If baking right away, preheat the oven to 350. Line baking sheets with parchment paper or silicone baking mats.
Brown the butter: Cube the butter and melt it in a light-bottomed saucepan over medium heat, stirring as it bubbles and foams. After 5-8 minutes, it will toast and develop golden-brown flecks. Quickly transfer it to a heat-proof bowl to stop cooking. Let it cool 10-15 minutes -- or until it no longer feels hot (it can be a little warm, just not so warm that it would melt the chocolate). You can speed this up in a shallow dish in the fridge.
In a large mixing bowl, beat the butter and sugars on medium-high speed for 2-3 minutes. Mix in the eggs one at a time, until fully blended, then the vanilla.
Sift in the flour, salt, and baking soda just until a thick dough forms, being careful not to overmix. Add the chocolate chips, butterscotch chips, and Heath bits. Mix on low until incorporated into the dough.
Optional: chill dough for 30-60 minutes for the most intense flavor and thickest cookies.
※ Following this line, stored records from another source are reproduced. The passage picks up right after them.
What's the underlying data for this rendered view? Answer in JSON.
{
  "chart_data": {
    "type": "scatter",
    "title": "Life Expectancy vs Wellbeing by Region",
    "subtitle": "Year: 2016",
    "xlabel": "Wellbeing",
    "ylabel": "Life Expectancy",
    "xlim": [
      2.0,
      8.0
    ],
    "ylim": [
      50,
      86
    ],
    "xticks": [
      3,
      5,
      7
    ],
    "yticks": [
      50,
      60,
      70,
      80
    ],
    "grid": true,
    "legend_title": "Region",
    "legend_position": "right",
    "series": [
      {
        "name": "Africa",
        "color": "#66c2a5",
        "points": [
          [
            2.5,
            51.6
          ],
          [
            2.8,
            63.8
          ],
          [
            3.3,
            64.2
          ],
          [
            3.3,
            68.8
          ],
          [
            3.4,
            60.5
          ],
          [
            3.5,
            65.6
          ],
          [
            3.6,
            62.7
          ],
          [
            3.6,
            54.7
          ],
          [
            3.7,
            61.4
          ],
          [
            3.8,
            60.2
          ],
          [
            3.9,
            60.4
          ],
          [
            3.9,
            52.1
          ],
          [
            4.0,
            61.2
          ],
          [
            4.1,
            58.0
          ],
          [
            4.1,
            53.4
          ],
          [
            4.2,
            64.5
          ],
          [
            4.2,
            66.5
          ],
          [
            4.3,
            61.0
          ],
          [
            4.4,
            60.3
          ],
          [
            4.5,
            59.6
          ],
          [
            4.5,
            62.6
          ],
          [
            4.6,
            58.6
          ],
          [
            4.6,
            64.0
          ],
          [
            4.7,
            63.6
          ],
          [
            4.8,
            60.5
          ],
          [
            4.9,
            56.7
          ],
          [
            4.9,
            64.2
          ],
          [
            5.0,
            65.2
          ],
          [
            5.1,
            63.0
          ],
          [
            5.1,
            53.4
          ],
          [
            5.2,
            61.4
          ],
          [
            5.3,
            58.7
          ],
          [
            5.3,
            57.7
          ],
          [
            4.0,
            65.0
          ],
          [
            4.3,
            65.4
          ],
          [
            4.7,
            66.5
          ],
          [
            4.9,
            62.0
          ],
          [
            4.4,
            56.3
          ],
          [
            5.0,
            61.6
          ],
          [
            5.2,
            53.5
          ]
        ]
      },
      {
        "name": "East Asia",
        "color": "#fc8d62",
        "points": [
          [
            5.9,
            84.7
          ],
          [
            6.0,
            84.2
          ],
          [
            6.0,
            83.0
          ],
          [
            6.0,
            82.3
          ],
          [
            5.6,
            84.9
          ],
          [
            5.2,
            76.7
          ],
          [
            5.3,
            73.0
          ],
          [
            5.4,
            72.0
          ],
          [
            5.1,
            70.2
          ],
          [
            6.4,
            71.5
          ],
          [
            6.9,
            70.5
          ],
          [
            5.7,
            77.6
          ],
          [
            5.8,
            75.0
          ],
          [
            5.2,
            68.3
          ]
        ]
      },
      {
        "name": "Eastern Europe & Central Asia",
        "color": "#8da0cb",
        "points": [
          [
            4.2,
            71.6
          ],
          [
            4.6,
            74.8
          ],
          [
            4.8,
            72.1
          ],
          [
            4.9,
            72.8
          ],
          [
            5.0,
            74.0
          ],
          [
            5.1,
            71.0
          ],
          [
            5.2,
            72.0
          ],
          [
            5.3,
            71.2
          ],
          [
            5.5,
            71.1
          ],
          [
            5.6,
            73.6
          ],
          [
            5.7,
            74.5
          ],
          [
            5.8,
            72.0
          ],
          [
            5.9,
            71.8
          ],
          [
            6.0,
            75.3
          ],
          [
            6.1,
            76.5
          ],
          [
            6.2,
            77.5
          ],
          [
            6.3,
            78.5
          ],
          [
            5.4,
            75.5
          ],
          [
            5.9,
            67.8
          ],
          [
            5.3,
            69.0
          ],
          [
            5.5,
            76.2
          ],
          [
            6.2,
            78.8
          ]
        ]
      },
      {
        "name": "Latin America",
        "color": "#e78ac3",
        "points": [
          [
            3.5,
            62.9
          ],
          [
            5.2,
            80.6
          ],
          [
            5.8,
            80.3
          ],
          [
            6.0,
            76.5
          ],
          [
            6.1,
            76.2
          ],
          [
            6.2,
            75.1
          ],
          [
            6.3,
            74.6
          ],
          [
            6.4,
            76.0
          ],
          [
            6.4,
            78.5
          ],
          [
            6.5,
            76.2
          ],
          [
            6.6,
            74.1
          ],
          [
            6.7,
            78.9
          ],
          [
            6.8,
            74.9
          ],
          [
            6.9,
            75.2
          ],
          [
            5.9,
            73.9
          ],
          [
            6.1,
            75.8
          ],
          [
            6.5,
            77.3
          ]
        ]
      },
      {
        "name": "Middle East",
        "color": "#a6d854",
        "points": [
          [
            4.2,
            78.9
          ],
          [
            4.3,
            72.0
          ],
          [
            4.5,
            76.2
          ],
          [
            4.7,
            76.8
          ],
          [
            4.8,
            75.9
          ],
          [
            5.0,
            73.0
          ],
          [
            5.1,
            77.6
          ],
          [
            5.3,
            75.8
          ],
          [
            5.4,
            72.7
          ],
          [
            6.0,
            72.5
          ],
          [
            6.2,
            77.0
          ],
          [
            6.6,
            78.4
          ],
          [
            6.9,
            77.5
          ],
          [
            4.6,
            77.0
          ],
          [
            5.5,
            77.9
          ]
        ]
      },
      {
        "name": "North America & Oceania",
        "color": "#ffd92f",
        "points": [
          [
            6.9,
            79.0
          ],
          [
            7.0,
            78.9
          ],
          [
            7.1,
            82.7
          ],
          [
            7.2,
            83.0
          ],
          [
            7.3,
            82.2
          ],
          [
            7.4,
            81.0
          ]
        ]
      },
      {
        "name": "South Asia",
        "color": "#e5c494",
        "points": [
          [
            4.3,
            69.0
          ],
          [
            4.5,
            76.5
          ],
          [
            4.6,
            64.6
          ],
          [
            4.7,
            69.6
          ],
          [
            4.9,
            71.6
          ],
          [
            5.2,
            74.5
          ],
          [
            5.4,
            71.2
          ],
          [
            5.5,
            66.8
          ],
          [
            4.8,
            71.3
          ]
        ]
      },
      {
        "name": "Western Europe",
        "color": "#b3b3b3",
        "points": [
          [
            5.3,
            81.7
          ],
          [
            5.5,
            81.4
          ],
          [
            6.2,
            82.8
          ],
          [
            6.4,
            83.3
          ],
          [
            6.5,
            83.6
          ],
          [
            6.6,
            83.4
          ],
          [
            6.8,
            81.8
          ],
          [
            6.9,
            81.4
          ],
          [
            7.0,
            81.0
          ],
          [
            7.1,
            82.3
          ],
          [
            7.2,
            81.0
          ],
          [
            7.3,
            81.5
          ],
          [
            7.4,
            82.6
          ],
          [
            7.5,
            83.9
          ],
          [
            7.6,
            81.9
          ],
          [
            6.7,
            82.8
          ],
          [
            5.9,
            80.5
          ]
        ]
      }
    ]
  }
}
Portion dough into rounded 2 tablespoon balls and flatten them into 1" thick pucks. Place dough balls 2 inches apart on cookie sheets. If desired, top with more Heath bits, butterscotch chips, and chocolate chips. (I press the top of the dough ball into a bowl of Heath bits, then add the chips by hand).
Bake for 7-9 minutes or until the tops are golden brown. The internal temperature should be 175-185 for soft, gooey cookies. Sprinkle the tops with a little flaky sea salt, optional.
Let the cookies rest on the pan for 5 minutes, then transfer to a wire rack to cool completely. Who am I kidding -- eat at least a few while they're warm and gooey!!
Notes
If you don’t have a large strainer or sifter, whisk the dry ingredients in a large bowl before adding them to the wet ingredients.
Chilling the dough isn't necessary to keep the cookies from spreading. For thicker cookies with more intense flavor, chill the dough for 30 minutes to 1 hour, up to overnight.
If the cookies spread, chill the dough. It also helps to shape the dough into tall balls.
The ideal internal temperature of these cookies is 175 to 185.